Drive power for the Volt will come from a 136-kilowatt- (or 160-horsepower-) at-peak permanent-magnet electric motor that produces 320 newton-meters of torque, Zielinsky explains. The car's 16-kW, advanced lithium ion battery pack is expected to take about 6.5 hours to recharge (from a minimum 30 percent charge level to a maximum 80 percent charge state). The battery will also serve as a storage medium for a regenerative braking system that will recoup braking energy that is otherwise lost to friction.

A small, fuel-efficient gasoline engine--a one-liter, three-cylinder, turbocharged power plant--and a 53-kW generator set will recharge the battery on the fly, he continues. A 12-gallon fuel tank will give the Volt a 640-mile driving range (calculated using the U.S. Environmental Protection Agency's urban driving cycle) that will permit drivers to make long trips without re-upping the battery frequently. GM engineers are said to be developing a quick-charge capability as well.

Top (continuous) speed is to be 100 miles per hour with peak velocity at 120 mph, Zielinsky says, adding that much of the engineering know-how behind the car's electric system--the traction motor, power electronics and so forth--was developed for the company's hybrid and fuel cell vehicle programs, and further back, for the EV-1.

The Volt's "distinctive" design is based on the Chevy Cobalt compact vehicle architecture, he says. The "rather large" (100-plus-liter) battery will sit in the car's central tunnel where it packs well, finds protection from crash impacts and can readily be integrated with the cooling system.
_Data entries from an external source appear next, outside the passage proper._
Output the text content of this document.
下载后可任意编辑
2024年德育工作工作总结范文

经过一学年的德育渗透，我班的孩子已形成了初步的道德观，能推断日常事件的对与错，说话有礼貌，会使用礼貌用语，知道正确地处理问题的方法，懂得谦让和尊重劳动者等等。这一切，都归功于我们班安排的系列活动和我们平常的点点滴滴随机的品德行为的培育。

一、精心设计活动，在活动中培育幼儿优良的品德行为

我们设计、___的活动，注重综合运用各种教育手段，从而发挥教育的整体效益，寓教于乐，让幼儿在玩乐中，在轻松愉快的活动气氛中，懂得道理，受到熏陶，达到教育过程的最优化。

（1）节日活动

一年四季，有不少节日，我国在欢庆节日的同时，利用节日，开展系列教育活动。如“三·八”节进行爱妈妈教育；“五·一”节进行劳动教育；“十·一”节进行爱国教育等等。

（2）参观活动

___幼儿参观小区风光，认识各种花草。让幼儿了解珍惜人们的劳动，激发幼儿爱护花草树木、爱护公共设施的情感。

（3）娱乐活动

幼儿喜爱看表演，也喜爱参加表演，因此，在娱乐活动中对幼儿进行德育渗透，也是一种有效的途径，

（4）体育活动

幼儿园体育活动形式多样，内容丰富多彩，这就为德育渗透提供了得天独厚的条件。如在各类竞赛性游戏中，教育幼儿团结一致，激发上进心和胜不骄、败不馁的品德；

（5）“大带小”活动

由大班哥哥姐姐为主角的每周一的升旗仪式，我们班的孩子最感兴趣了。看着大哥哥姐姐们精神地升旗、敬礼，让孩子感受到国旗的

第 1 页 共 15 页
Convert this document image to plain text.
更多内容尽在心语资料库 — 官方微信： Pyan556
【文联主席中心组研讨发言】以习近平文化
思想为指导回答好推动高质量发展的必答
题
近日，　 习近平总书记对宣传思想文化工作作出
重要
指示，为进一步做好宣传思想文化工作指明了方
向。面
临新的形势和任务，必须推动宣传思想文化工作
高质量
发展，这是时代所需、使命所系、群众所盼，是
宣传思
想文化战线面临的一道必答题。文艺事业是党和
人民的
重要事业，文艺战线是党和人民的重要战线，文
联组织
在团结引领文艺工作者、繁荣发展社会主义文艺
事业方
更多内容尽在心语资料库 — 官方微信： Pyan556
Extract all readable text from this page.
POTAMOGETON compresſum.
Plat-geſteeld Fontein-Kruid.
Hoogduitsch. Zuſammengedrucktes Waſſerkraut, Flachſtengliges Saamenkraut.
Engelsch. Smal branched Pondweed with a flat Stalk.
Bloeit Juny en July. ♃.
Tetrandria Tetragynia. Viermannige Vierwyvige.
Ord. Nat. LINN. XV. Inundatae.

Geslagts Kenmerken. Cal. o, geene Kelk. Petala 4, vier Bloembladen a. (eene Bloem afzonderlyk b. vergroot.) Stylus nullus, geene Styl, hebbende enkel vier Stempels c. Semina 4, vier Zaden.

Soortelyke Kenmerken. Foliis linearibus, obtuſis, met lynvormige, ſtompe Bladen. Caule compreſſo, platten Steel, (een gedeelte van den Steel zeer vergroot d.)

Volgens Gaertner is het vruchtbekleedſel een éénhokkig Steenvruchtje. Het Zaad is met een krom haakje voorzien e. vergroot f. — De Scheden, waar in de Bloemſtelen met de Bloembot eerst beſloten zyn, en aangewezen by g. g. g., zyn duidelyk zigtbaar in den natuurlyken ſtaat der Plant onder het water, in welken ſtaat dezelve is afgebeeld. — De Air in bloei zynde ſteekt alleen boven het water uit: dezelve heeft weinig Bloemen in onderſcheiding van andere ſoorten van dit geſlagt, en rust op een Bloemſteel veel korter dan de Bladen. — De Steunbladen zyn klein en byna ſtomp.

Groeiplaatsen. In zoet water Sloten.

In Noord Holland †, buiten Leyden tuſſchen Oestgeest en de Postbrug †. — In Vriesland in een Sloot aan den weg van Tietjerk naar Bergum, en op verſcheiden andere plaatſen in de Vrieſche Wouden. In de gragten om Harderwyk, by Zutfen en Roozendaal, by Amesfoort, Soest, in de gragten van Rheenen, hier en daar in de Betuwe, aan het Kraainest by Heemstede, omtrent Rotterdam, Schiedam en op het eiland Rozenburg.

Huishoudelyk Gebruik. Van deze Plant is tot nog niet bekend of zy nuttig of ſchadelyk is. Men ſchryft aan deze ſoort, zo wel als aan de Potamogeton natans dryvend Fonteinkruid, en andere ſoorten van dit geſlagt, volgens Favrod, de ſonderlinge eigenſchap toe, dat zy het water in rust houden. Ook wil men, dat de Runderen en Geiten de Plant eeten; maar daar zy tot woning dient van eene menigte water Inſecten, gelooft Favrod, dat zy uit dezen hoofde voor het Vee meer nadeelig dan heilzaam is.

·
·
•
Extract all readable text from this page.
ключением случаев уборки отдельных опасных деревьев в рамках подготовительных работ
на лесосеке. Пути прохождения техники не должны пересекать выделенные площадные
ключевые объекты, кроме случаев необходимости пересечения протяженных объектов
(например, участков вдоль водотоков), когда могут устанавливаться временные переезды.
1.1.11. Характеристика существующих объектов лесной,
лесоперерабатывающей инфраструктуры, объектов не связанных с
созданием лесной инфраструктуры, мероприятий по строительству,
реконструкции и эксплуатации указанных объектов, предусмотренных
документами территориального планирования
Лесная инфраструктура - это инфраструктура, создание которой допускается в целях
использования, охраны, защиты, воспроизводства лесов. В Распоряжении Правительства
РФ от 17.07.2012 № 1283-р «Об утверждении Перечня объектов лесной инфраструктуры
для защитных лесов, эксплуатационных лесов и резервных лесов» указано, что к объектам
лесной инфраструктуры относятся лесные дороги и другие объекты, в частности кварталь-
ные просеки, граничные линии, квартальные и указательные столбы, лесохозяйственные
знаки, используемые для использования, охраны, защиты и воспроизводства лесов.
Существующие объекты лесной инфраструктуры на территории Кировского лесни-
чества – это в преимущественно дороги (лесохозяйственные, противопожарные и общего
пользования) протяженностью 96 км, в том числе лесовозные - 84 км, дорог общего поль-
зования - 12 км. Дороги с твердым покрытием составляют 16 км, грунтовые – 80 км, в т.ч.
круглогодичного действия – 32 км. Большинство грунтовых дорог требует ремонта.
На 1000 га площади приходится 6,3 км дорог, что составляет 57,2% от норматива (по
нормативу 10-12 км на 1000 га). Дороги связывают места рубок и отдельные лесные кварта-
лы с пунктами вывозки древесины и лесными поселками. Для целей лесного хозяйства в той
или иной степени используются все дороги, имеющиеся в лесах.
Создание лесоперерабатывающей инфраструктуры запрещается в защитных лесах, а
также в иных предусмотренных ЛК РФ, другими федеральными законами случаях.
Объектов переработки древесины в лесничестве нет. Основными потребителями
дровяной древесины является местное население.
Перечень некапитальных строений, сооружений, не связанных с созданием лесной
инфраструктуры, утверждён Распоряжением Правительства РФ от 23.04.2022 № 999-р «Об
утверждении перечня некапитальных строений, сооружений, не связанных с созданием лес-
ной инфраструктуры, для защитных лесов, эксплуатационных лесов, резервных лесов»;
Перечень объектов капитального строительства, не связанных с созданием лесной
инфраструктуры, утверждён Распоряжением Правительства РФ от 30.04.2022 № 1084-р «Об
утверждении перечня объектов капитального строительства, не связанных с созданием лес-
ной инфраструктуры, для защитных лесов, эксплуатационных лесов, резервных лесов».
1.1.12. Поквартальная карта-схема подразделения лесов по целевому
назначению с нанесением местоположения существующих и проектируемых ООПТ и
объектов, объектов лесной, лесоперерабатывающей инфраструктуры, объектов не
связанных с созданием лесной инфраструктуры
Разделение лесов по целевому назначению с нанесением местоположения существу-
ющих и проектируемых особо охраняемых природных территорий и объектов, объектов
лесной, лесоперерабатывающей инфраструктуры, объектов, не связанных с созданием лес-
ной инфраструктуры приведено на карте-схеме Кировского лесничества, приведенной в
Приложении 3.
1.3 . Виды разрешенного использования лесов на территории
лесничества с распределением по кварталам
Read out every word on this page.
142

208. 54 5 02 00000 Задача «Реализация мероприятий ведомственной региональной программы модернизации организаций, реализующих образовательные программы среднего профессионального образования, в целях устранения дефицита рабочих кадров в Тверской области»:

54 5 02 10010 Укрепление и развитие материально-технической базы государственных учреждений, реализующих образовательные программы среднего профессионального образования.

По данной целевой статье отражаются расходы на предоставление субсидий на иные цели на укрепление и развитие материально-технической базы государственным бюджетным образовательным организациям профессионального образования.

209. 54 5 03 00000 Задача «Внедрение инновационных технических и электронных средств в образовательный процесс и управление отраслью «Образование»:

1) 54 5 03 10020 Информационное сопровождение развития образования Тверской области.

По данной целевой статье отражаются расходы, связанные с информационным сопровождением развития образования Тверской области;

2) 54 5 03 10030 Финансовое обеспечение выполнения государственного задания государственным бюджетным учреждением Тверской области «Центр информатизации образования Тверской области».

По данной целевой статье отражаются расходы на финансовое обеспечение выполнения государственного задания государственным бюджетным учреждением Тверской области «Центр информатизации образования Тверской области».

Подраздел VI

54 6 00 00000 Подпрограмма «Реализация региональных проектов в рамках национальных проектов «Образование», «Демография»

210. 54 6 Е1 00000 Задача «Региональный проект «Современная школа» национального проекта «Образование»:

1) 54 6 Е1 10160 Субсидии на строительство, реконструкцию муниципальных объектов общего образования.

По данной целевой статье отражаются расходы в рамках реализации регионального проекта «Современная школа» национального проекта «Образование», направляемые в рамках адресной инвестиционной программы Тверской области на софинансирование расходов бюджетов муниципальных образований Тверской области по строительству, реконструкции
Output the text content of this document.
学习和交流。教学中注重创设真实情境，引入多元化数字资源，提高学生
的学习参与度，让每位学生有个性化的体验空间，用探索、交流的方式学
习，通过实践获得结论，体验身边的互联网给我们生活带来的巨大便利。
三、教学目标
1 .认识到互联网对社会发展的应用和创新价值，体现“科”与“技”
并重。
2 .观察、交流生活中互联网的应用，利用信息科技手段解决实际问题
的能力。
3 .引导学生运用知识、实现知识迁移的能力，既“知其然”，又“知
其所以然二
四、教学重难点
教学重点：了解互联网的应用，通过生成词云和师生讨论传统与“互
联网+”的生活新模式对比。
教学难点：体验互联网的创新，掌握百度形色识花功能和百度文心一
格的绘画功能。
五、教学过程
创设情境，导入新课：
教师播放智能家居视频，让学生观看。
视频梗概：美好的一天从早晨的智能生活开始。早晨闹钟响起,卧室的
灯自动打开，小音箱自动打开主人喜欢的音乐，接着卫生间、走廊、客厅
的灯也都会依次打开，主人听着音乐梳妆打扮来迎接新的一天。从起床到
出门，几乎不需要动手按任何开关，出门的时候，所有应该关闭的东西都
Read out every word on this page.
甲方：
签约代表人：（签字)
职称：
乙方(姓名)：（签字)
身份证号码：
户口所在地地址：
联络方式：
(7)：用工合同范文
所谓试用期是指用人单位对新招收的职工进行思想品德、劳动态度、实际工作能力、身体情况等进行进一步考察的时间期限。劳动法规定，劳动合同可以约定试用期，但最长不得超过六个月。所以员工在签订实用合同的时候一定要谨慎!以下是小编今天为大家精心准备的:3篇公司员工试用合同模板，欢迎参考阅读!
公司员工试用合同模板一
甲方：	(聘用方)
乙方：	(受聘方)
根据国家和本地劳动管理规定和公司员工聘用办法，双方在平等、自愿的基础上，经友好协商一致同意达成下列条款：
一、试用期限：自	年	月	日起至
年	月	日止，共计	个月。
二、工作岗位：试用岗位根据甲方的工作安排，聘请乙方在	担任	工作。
Zielinsky notes that its compact power train system allows the wheels to be positioned near the corners of the chassis, which makes for short front and rear overhangs and a wide track, yielding an overall layout that resembles that of a rear-wheel-drive car.

The Volt's high-mileage hybrid power train is aimed to appeal to customers who are increasingly interested in fuel savings, whether for environmental or economic reasons, or to reduce oil imports, according to Posawatz. "One half of U.S. households drive less than 30 miles a day and 78 percent of work commuters travel 40 miles or less each day," he says. Many drivers in the former category will thus use little or no gasoline at all. Compared with a typical, 30-mile-per-gallon automobile, the Volt will save these motorists about 500 gallons of fuel a year, which also will result in a substantial cut in annual carbon dioxide emissions which are associated with climate change. Most daily commuters in the 40-mile-a-day classification will get the equivalent of 150 mpg in a Volt, he concludes.

The new Volt is part of GM's so-called E-Flex strategy to develop a family of electric vehicle propulsion systems. The plan is to match the basic electric-drive system with various recharging sources, including engines that burn gasoline, ethanol and biodiesel fuels as well as hydrogen fuel cells. "Basically, the drive side will be a black box that can get electricity from a variety of sources," Zielinsky says. In Europe, the car would be fitted with a diesel engine, whereas in Brazil the power plant would burn E100 ethanol. Meanwhile, the fuel cell variant would feature a smaller battery for energy-storage purposes, as GM's next-generation, high-energy density fuel cell stack will be able to provide sufficient quantities of electricity to the motor on its own.

The well-known limitations of battery technology kept the EV-1 from practical and market success--and continue to hinder the progress of battery-only electric vehicles--but GM's development of the Volt just might lead to a new film titled: Who Revived the Electric Car?